The overall complete remission or complete remission with incomplete hematological recovery was 71%, quite impressive. And at time of last follow-up actually, 12 out of the 39 patients who were in CR or CRi were still in ongoing remission, nine received subsequent stem cell transplantations, and five other anti-cancer therapies. And when you look at the results of the safety and toxicity, actually they’re rather good because when it comes to the cytokine release syndrome, the incidence is 89%, but only 24% above grade 3, neurological events, 60% overall, but only 25% over grade 3. Infections rate over grade 3 was 25%. In this ZUMA-3 study, actually the median time to the peak CAR-T cell expansion in the blood was around 15 days. And actually there was a correlation between this expansion, the response, the CRS, but also neurological events. And now despite the relatively short follow-up, I think this study has paved the way to the use of CAR-Ts in adult ALL because they can induce durable remission with a manageable safety profile in a heavily pre-treated adult population with usually a bad prognosis with the other classical or best available therapies.

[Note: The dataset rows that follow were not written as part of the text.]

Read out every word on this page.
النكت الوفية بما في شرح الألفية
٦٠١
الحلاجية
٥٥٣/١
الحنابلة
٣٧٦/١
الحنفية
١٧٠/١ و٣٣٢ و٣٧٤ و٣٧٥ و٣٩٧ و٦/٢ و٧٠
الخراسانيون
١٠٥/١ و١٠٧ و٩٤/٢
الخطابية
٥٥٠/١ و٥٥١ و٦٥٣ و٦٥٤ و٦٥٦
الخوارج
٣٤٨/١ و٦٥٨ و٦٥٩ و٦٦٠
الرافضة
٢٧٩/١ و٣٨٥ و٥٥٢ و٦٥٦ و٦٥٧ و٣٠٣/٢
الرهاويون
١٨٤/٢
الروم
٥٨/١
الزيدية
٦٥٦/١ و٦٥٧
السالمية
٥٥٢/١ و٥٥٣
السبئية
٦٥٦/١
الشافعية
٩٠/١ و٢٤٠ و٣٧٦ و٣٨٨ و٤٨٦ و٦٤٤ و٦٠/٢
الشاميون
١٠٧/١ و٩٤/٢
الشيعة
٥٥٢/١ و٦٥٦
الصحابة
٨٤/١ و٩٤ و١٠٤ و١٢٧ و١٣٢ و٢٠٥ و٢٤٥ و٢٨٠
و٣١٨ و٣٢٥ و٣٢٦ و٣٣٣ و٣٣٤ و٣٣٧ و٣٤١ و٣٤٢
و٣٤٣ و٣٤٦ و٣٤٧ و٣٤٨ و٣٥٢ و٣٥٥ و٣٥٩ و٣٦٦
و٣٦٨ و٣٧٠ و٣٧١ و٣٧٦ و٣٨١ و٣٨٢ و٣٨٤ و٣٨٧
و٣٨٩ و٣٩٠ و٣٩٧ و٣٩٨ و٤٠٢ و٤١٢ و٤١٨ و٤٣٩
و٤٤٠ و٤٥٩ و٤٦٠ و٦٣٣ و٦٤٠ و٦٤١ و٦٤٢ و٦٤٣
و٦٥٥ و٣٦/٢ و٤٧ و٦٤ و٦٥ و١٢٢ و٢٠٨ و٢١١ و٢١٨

So clearly the field of the ALL is moving towards more and more patients receiving CAR-Ts and of course the next question is about how to move these cells in the lines of treatment towards earlier lines of treatment and maybe at some point figure out whether they can challenge the use of allogeneic stem cell transplantation, or be used as a bridge for allo. So lots of exciting questions that we need to consider in the future.